Walnut Grove

puddle

I wanted to go to the park. It was only a few blocks away, but it was past the busiest intersection I knew, across Cedar Street along Blackwell Drive. I certainly wasn’t allowed to walk there by myself, and I wouldn’t be for several more years. My dad didn’t work on Wednesdays back then, so I made him take me. I only had to ask once. We’d have some alone time, like we almost never had. Normally, my crybaby sister was always around to hog his attention, but today she’d gone to the zoo with her friend.

We stopped at the corner, looking both ways, the wind blowing my long blonde hair into my mouth. He grabbed my hand and rushed across the street, even though there were no cars in sight from either direction. I lagged behind him and it felt like he would pull my arm out of its socket if he tugged any harder. We entered the park and disregarded its curvy roads and walking paths, instead choosing to take the direct route to the middle playground.

There were three playgrounds in the park, which now seems like a lot for such a little park. The first playground was the closest to my house, but it was for babies, with a caterpillar shaped set of monkey bars that were too low to the ground for six-year-old me to swing from.

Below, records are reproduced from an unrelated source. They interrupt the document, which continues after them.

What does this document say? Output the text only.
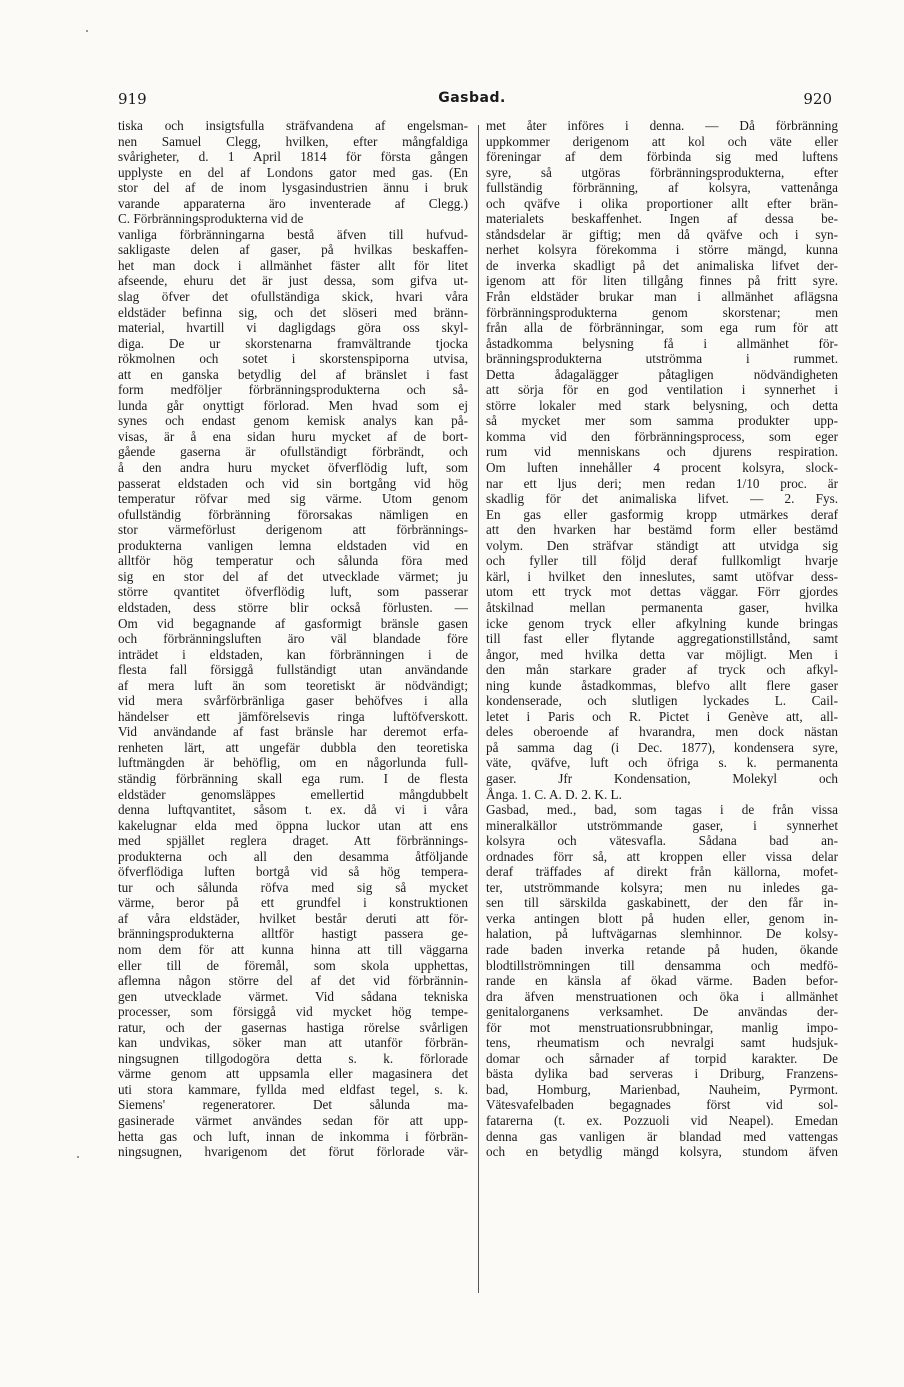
919	Gasbad.	920
tiska och insigtsfulla sträfvandena af engelsman-
nen Samuel Clegg, hvilken, efter mångfaldiga
svårigheter, d. 1 April 1814 för första gången
upplyste en del af Londons gator med gas. (En
stor del af de inom lysgasindustrien ännu i bruk
varande apparaterna äro inventerade af Clegg.)
C. Förbränningsprodukterna vid de
vanliga förbränningarna bestå äfven till hufvud-
sakligaste delen af gaser, på hvilkas beskaffen-
het man dock i allmänhet fäster allt för litet
afseende, ehuru det är just dessa, som gifva ut-
slag öfver det ofullständiga skick, hvari våra
eldstäder befinna sig, och det slöseri med bränn-
material, hvartill vi dagligdags göra oss skyl-
diga. De ur skorstenarna framvältrande tjocka
rökmolnen och sotet i skorstenspiporna utvisa,
att en ganska betydlig del af bränslet i fast
form medföljer förbränningsprodukterna och så-
lunda går onyttigt förlorad. Men hvad som ej
synes och endast genom kemisk analys kan på-
visas, är å ena sidan huru mycket af de bort-
gående gaserna är ofullständigt förbrändt, och
å den andra huru mycket öfverflödig luft, som
passerat eldstaden och vid sin bortgång vid hög
temperatur röfvar med sig värme. Utom genom
ofullständig förbränning förorsakas nämligen en
stor värmeförlust derigenom att förbrännings-
produkterna vanligen lemna eldstaden vid en
alltför hög temperatur och sålunda föra med
sig en stor del af det utvecklade värmet; ju
större qvantitet öfverflödig luft, som passerar
eldstaden, dess större blir också förlusten. —
Om vid begagnande af gasformigt bränsle gasen
och förbränningsluften äro väl blandade före
inträdet i eldstaden, kan förbränningen i de
flesta fall försiggå fullständigt utan användande
af mera luft än som teoretiskt är nödvändigt;
vid mera svårförbränliga gaser behöfves i alla
händelser ett jämförelsevis ringa luftöfverskott.
Vid användande af fast bränsle har deremot erfa-
renheten lärt, att ungefär dubbla den teoretiska
luftmängden är behöflig, om en någorlunda full-
ständig förbränning skall ega rum. I de flesta
eldstäder genomsläppes emellertid mångdubbelt
denna luftqvantitet, såsom t. ex. då vi i våra
kakelugnar elda med öppna luckor utan att ens
med spjället reglera draget. Att förbrännings-
produkterna och all den desamma åtföljande
öfverflödiga luften bortgå vid så hög tempera-
tur och sålunda röfva med sig så mycket
värme, beror på ett grundfel i konstruktionen
af våra eldstäder, hvilket består deruti att för-
bränningsprodukterna alltför hastigt passera ge-
nom dem för att kunna hinna att till väggarna
eller till de föremål, som skola upphettas,
aflemna någon större del af det vid förbrännin-
gen utvecklade värmet. Vid sådana tekniska
processer, som försiggå vid mycket hög tempe-
ratur, och der gasernas hastiga rörelse svårligen
kan undvikas, söker man att utanför förbrän-
ningsugnen tillgodogöra detta s. k. förlorade
värme genom att uppsamla eller magasinera det
uti stora kammare, fyllda med eldfast tegel, s. k.
Siemens' regeneratorer. Det sålunda ma-
gasinerade värmet användes sedan för att upp-
hetta gas och luft, innan de inkomma i förbrän-
ningsugnen, hvarigenom det förut förlorade vär-
met åter införes i denna. — Då förbränning
uppkommer derigenom att kol och väte eller
föreningar af dem förbinda sig med luftens
syre, så utgöras förbränningsprodukterna, efter
fullständig förbränning, af kolsyra, vattenånga
och qväfve i olika proportioner allt efter brän-
materialets beskaffenhet. Ingen af dessa be-
ståndsdelar är giftig; men då qväfve och i syn-
nerhet kolsyra förekomma i större mängd, kunna
de inverka skadligt på det animaliska lifvet der-
igenom att för liten tillgång finnes på fritt syre.
Från eldstäder brukar man i allmänhet aflägsna
förbränningsprodukterna genom skorstenar; men
från alla de förbränningar, som ega rum för att
åstadkomma belysning få i allmänhet för-
bränningsprodukterna utströmma i rummet.
Detta ådagalägger påtagligen nödvändigheten
att sörja för en god ventilation i synnerhet i
större lokaler med stark belysning, och detta
så mycket mer som samma produkter upp-
komma vid den förbränningsprocess, som eger
rum vid menniskans och djurens respiration.
Om luften innehåller 4 procent kolsyra, slock-
nar ett ljus deri; men redan 1/10 proc. är
skadlig för det animaliska lifvet. — 2. Fys.
En gas eller gasformig kropp utmärkes deraf
att den hvarken har bestämd form eller bestämd
volym. Den sträfvar ständigt att utvidga sig
och fyller till följd deraf fullkomligt hvarje
kärl, i hvilket den inneslutes, samt utöfvar dess-
utom ett tryck mot dettas väggar. Förr gjordes
åtskilnad mellan permanenta gaser, hvilka
icke genom tryck eller afkylning kunde bringas
till fast eller flytande aggregationstillstånd, samt
ångor, med hvilka detta var möjligt. Men i
den mån starkare grader af tryck och afkyl-
ning kunde åstadkommas, blefvo allt flere gaser
kondenserade, och slutligen lyckades L. Cail-
letet i Paris och R. Pictet i Genève att, all-
deles oberoende af hvarandra, men dock nästan
på samma dag (i Dec. 1877), kondensera syre,
väte, qväfve, luft och öfriga s. k. permanenta
gaser. Jfr Kondensation, Molekyl och
Ånga. 1. C. A. D. 2. K. L.
Gasbad, med., bad, som tagas i de från vissa
mineralkällor utströmmande gaser, i synnerhet
kolsyra och vätesvafla. Sådana bad an-
ordnades förr så, att kroppen eller vissa delar
deraf träffades af direkt från källorna, mofet-
ter, utströmmande kolsyra; men nu inledes ga-
sen till särskilda gaskabinett, der den får in-
verka antingen blott på huden eller, genom in-
halation, på luftvägarnas slemhinnor. De kolsy-
rade baden inverka retande på huden, ökande
blodtillströmningen till densamma och medfö-
rande en känsla af ökad värme. Baden befor-
dra äfven menstruationen och öka i allmänhet
genitalorganens verksamhet. De användas der-
för mot menstruationsrubbningar, manlig impo-
tens, rheumatism och nevralgi samt hudsjuk-
domar och sårnader af torpid karakter. De
bästa dylika bad serveras i Driburg, Franzens-
bad, Homburg, Marienbad, Nauheim, Pyrmont.
Vätesvafelbaden begagnades först vid sol-
fatarerna (t. ex. Pozzuoli vid Neapel). Emedan
denna gas vanligen är blandad med vattengas
och en betydlig mängd kolsyra, stundom äfven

The red and blue paint was peeling in chunks off of the bars. My mom didn’t like us to play there anyway, because she was always scared that it was lead paint, but my dad didn’t worry too much about stuff like that. The baby playground also had those swings made out of a thick X of leather, folded to leave room for two infants or toddlers to sit back to back. The far playground had boogey boards and teeter-totters, but both of those were only fun with another friend, and definitely not with my dad. The middle one had a merry go round and real swings. I always started with the swings. I always ended with the swings too. They were my favourite.

Summers in Nebraska are that awful kind of sticky heat and the wind only ever tangled my air, it never cooled me off. When I was swinging, I’d at least get a little relief. The wind up high was stronger than down below and it would keep my hair off my neck and back and fly under my shirt and keep me cool. I swung for a while, getting about as high as I could, then I jumped off into the mud below. It had rained the night before and I had to use my hands to break my fall and keep from staining my jean shorts. They smarted for a few seconds.

Next I moved on to the merry go round. This was the best thing to have a parent around for. It was really the only reason I needed my dad, except for crossing the street. My dad would push and push and push until the thing was flying so fast I couldn’t believe it. The only real problem was that he got motion sick really easy. When we went to Disney World, he’d even made my six-months-pregnant mom ride on the teacups with me because they made him so sick. He had to close his eyes once I really got moving so he wouldn’t barf all over me.

This day he was pushing as well as he could. I was spinning and screaming and secretly closing my eyes when it went too fast. Sometimes I get a little motion sick too but I don’t want to admit it. I don’t want to be a baby. I want to be tough. My hands were a little sore from my fall. I’d wiped most of the mud off on the side of the merry go round but a little bit of it clung to my hands, dried an ugly gray in the creases of my fingers and palm.

They must have been weak or slippery or something because the next thing I knew, I was sliding across the merry go round, out of the center, and towards the edges. My dad, with his eyes closed, didn’t notice and I didn’t think to yell stop until it was too late.

I was underneath the merry go round, soaked in mud, the merry go round spinning still, as fast as possible, into the side of my face, my arm and my leg. I finally realized I should do something. Stop! I screamed.
I’m sure my dad opened his eyes now as he held tight to the handles.

The thing stopped and I tried to drag myself out from underneath it, not yet crying. Underneath was that thick goopy mud. I was wedged under tight, but slowly I wriggled free. Blood was oozing down my face and I never felt so much pain in my arm. I saw my dad’s face and then I remembered to cry. I pressed my free hand over the cut on my cheek and tears ran through my fingers, pooling into the creases of my elbows.

He didn’t hug me, maybe because the mud was everywhere. It had squished underneath my shirt and down my shorts and had matted into my hair. He just grabbed my hand again and started walking quickly. He whispered to me to be quiet. Don’t cry, he said. Everyone will look at you. Everyone will see. Everyone will know you’re a baby.